I wanted to draw everyone's attention to today’s announcement that the
Metadata Working Group (Adobe, Apple, Canon, Microsoft, Nokia & Sony) have released their
first specification (1.7MB PDF) for metadata handling. The document is written for software developers, but is an interesting skim for everybody because it does discuss some of the pervasive problems with image metadata and will give you some perspective on how metadata is handled differently across different file formats.
This first specification focuses on how software should
preserve and
modify metadata when it loads and saves files. One of the pervasive problems this specification is intended to address is the
loss of metadata because one software tool neglects to copy it from the source file to the output file, or otherwise corrupts it while the user is processing the file.
What the spec does
not do is attempt to standardize any of the data itself, although pages 16-18 contains a general catalogue of the gruesome mess that many of the most common metadata fields have become (e.g., keywords), so they're certainly acknowledging there are more problems to solve.

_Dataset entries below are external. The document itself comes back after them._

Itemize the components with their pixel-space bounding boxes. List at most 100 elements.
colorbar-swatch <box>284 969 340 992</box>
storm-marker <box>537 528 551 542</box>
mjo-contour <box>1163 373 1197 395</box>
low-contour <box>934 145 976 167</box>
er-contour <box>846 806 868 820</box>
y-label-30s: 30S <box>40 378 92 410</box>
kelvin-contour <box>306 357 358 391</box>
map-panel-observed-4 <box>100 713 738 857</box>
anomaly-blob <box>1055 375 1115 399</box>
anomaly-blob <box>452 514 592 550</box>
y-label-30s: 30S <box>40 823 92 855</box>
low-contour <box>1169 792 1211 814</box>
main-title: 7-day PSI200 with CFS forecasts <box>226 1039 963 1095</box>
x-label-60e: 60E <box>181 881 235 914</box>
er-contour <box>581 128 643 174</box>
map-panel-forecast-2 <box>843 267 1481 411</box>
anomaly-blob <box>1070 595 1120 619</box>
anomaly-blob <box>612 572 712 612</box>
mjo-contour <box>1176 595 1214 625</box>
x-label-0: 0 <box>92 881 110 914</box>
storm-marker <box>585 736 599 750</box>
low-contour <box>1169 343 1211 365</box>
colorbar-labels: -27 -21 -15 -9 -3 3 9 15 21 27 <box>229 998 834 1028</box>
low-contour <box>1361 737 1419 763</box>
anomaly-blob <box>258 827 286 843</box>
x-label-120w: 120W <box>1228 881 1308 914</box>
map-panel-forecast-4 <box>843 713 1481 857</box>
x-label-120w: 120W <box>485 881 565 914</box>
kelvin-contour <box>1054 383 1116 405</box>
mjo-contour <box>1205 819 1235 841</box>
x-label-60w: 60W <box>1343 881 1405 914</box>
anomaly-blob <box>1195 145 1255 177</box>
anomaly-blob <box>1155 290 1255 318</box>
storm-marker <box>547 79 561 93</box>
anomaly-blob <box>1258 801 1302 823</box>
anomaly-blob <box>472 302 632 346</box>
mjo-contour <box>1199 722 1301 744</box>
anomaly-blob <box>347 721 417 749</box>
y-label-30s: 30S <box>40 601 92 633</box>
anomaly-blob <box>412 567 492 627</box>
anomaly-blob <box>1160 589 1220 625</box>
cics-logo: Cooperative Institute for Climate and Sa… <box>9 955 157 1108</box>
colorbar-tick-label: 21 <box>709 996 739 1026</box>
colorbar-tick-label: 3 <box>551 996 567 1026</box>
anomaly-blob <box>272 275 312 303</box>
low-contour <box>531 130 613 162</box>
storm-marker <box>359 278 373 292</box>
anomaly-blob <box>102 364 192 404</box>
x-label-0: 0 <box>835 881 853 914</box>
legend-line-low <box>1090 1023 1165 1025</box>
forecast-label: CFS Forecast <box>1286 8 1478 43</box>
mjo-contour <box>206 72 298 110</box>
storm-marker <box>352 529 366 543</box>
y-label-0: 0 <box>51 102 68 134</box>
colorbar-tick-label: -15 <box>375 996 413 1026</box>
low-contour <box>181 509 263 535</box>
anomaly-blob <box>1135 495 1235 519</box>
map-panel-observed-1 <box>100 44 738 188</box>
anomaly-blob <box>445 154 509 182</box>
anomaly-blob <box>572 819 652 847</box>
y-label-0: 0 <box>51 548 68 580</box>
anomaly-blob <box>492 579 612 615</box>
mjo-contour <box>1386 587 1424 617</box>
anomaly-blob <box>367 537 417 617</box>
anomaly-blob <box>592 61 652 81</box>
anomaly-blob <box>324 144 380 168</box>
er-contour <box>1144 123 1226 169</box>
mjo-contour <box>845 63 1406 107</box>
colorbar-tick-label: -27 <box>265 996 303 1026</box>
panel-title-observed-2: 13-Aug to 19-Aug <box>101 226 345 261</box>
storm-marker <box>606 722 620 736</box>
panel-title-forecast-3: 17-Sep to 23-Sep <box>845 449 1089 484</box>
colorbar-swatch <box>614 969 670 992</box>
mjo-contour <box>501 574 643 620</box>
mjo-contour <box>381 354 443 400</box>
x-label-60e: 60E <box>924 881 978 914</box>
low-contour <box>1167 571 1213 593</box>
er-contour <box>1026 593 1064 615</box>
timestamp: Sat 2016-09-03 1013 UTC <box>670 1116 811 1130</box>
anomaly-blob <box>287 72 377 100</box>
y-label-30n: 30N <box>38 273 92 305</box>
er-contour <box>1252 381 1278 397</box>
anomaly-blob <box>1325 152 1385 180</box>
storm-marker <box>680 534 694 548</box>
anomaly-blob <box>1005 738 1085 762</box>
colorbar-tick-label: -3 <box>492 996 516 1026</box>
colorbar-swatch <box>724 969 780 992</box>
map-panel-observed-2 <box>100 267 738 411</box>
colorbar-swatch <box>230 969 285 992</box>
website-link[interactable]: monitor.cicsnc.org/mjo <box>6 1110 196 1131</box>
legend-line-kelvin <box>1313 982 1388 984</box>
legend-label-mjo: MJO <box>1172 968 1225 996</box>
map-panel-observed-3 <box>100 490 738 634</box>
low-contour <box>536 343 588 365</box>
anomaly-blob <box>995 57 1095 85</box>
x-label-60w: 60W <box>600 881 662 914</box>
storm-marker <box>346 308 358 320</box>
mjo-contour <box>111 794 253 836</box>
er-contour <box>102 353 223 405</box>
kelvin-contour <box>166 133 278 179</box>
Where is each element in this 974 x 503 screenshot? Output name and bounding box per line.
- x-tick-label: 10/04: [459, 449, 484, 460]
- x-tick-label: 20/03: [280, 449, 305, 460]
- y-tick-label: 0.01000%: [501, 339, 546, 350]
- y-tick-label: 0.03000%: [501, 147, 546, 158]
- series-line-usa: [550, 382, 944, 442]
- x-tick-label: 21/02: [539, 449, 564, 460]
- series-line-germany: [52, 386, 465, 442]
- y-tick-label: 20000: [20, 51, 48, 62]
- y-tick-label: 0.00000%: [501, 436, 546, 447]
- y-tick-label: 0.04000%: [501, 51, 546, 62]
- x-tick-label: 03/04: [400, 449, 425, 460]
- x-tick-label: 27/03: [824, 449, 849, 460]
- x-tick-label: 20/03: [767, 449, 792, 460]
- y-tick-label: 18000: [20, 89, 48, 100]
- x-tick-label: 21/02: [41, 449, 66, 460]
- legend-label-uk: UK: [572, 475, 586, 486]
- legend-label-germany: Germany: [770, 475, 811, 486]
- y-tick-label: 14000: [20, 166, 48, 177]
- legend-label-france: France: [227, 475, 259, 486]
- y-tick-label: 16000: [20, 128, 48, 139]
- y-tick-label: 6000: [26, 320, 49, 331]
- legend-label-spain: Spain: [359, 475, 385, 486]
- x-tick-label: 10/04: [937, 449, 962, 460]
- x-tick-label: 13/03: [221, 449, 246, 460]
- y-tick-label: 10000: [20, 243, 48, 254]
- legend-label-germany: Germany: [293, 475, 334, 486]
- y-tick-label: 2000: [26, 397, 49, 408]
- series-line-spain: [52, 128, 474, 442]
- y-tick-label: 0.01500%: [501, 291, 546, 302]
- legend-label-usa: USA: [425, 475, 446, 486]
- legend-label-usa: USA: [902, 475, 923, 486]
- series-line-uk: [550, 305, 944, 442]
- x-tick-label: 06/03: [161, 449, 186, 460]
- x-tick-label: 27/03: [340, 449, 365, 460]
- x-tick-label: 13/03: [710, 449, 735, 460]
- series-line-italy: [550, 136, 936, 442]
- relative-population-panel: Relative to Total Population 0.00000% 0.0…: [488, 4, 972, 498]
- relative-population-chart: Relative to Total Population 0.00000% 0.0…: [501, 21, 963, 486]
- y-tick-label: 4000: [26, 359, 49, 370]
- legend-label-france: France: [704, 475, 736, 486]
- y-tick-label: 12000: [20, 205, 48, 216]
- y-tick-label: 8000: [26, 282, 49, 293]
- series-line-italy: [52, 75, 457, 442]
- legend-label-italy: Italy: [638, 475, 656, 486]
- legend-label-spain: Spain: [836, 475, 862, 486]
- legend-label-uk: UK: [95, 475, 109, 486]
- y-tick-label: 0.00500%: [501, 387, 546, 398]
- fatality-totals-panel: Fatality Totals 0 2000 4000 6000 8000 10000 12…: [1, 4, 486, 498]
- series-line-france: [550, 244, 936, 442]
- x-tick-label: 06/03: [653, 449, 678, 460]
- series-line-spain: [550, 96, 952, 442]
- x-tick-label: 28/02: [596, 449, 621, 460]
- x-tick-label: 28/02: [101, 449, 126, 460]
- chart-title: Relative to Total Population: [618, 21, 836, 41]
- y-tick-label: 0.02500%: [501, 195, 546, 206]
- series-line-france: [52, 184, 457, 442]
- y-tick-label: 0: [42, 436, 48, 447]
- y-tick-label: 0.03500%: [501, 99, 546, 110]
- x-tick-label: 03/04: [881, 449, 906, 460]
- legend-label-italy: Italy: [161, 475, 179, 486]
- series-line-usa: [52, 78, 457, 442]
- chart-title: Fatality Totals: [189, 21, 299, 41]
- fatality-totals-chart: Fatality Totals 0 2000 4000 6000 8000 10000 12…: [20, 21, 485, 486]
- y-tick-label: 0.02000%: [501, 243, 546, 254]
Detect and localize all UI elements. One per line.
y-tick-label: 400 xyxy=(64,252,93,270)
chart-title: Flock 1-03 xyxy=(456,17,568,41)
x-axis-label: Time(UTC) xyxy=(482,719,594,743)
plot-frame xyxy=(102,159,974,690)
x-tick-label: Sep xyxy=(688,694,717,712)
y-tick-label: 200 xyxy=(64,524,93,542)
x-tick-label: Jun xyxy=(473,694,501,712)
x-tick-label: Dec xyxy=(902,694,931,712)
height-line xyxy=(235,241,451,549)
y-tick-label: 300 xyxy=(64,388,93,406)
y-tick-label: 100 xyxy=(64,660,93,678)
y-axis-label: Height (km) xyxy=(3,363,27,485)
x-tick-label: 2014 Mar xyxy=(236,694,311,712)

As far as it goes, there's nothing in this spec that jumped out at me as particularly self-serving or lowest-common-denominator. My biggest concern is that even if the biggest players are serious about adopting this spec and conforming their own products to it, smaller players, third party libraries and open source libraries might not reach parity for years, if ever, simply because of how software development works (or doesn’t). The good news is that the major OS developers (Microsoft, Apple) are increasingly providing sophisticated image file i/o APIs that other software developers can use. If Microsoft and Apple are diligent about keeping these APIs up-to-date
and in following the specs of their own working group, then there will be less need for third party solutions and new standards like these will have a prayer of success. (Of course, legacy software will continue to butcher metadata until abandoned.)